A European Union Trademark (EUTM) application can be refused on several grounds. One of those is laid down in article 8, No. 1, (b) of the EU trademark Regulation (EUTMR), consisting in the existence of a likelihood of confusion on the part of the public in the territory in which the earlier trademark is protected, due to its identity with, or similarity to, the earlier trademark and the identity or similarity of the goods or services covered by the trademarks.
This ground for refusal has four main requirements: i) the existence of an earlier trademark; ii) the similarity of goods and services covered by the trademarks at conflict; iii) the similarity between the signs, and iv) the existence of a likelihood of confusion on the part of the public.
Each of these requirements bears several relevant aspects. When comparing two trademarks, their visual, phonetic, and conceptual similarities must be considered. This article focuses on the importance of the conceptual comparison of EUTMs, more specifically on the impact of conceptual differences, and on the not-so-well-known principle of neutralisation.
Shall two trademarks be considered relevantly similar if they are visually and phonetically similar but conceptually very different? Shall the trademark “Picaro” be considered relevantly similar to “Picasso”? This was the question that led the Court of Justice of the European Union (CJEU) to adopt the principle of neutralisation.
In its decision from January 12, 2006, C‑361/04, Picaro, EU:C:2006:25, § 20, the court held that: “where the meaning of at least one of the two signs at issue is clear and specific so that it can be grasped immediately by the relevant public, the conceptual differences observed between those signs may counteract the visual and phonetic similarities between them.”
In other words, when the “meaning of at least one of the two signs at issue is clear and specific so that it can be grasped immediately by the relevant public”, the visual and phonetic similarities may be neutralised.
"Shall the trademark “Picaro” be considered relevantly similar to “Picasso”? This was the question that led the Court of Justice of the European Union (CJEU) to adopt the principle of neutralisation."

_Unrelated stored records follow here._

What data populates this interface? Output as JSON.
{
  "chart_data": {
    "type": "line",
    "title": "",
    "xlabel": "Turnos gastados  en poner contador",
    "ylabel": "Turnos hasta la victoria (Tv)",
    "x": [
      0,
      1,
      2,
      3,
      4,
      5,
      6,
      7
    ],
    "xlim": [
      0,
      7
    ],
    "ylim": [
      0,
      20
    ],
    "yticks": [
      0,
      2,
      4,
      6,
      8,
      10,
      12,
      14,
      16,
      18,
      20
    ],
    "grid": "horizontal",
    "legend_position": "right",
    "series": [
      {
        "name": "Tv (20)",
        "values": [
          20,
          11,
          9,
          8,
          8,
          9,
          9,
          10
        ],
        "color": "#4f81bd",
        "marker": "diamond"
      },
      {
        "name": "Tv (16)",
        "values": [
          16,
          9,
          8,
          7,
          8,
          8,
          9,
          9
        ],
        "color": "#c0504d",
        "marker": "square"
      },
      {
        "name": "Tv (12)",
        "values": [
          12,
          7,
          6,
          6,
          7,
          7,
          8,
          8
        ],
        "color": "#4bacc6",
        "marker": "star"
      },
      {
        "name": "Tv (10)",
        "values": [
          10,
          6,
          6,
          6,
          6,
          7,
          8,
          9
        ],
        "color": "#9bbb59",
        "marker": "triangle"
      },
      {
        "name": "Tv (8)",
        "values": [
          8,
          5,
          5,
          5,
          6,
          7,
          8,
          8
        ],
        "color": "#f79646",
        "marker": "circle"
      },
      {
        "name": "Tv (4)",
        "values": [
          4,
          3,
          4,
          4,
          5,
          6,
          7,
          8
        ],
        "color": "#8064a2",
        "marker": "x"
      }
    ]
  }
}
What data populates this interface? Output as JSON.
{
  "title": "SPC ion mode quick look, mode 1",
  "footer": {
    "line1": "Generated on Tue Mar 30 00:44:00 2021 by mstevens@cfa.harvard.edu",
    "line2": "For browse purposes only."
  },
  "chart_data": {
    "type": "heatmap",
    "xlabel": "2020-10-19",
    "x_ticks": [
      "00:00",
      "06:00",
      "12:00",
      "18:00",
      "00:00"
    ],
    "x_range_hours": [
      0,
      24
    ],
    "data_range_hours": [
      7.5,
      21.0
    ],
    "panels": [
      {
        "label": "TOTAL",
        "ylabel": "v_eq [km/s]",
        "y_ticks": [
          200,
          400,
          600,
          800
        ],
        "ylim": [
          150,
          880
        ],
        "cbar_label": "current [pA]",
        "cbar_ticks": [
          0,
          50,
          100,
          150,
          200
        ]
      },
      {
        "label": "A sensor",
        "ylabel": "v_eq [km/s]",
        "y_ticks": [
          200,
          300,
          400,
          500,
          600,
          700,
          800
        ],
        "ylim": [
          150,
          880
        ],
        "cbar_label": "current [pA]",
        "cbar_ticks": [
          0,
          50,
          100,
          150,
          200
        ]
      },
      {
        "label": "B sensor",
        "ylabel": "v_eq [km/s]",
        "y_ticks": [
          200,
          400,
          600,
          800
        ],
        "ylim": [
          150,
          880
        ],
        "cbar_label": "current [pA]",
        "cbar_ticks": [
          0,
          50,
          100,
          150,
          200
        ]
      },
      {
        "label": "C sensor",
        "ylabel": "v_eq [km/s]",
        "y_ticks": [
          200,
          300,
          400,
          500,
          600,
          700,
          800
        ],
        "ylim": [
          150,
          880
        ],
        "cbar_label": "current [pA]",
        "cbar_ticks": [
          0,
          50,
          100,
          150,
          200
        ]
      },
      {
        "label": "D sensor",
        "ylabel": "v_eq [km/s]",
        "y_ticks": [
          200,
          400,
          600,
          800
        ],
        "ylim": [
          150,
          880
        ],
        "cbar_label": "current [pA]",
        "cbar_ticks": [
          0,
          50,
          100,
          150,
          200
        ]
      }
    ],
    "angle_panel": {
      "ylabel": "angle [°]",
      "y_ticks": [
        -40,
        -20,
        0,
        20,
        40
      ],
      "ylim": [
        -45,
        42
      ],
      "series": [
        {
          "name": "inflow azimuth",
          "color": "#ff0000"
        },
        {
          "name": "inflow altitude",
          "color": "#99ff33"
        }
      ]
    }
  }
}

In that case, the CJEU considered (§ 27) that, “confronted with the word sign Picasso, the relevant public inevitably [would see] in it a reference to the painter and that, given the painter’s renown with that public, that particularly rich conceptual reference [was] such as greatly to reduce the resonance with which, in [that] case, the sign [was] endowed as a mark, among others, of motor vehicles.”
This principle was also addressed in other cases, such as in the decision from the CJEU on October 5, 2017, C‑437/16 P, Chempioil/Champion et al, EU:C:2017:737, and in the decision by the EU General Court (EUGC) from March 17, 2004, T‑183/02 & T‑184/02, Mundicolor/Mundicor EU:T:2004:79.
In the former case, the trademarks in comparison were Chempioil and Champion. The CJEU decided that the word ‘champion’ has a clear and specific meaning that would be understood by the relevant public.
This was due to its extensive use in various fields such as the arts, literature, cinema, music or sport. Therefore, despite the visual and phonetic similarities between the signs, the CJEU decided that the consumer would make a distinction between them due to the clear concept conveyed by the word ‘champion’. Thus, the visual and phonetic similarities of the signs were offset (neutralised) by that conceptual difference (§ 31, 46-47 and 55).
"(...) the principle of neutralisation can be summarised as having the following requirements: a) at least one of the signs at conflict must have a meaning; b) that meaning must be clear and specific; c) so that it can be grasped immediately; d) by the relevant public."
On the other hand, in the case that opposed the signs Mundicolor and Mundicor, the General Court decided that the principle of neutralisation was not applicable, because while ‘Mundicolor’ could be deemed evocative of ‘colours of the world’ or ‘the world in colours’ for the relevant public in the case, it could not be regarded as having a clear and specific meaning.
In the mark Mundicor, the same prefix ‘mundi’ was complemented by the suffix ‘cor’, a term that was considered to have no meaning for the relevant public. Therefore, despite the evocative nature of the prefix ‘mundi’ (world), the latter sign was devoid of any concept for the relevant public. As neither of the signs had a clear and specific meaning likely to be grasped immediately by the public, any conceptual difference between them was not such to neutralise their visual and phonetic similarities (§ 90-99).
From these decisions, the principle of neutralisation can be summarised as having the following requirements: a) at least one of the signs at conflict must have a meaning; b) that meaning must be clear and specific; c) so that it can be grasped immediately; d) by the relevant public.
This means that: a) it is not necessary that both signs have a meaning; b) the meaning must be assessed by having the relevant public as reference; c) any word that is merely evocative of a meaning cannot produce a conceptual difference able to relevantly impact the comparison of the signs, this is, to be able to neutralise visual and phonetic similarities.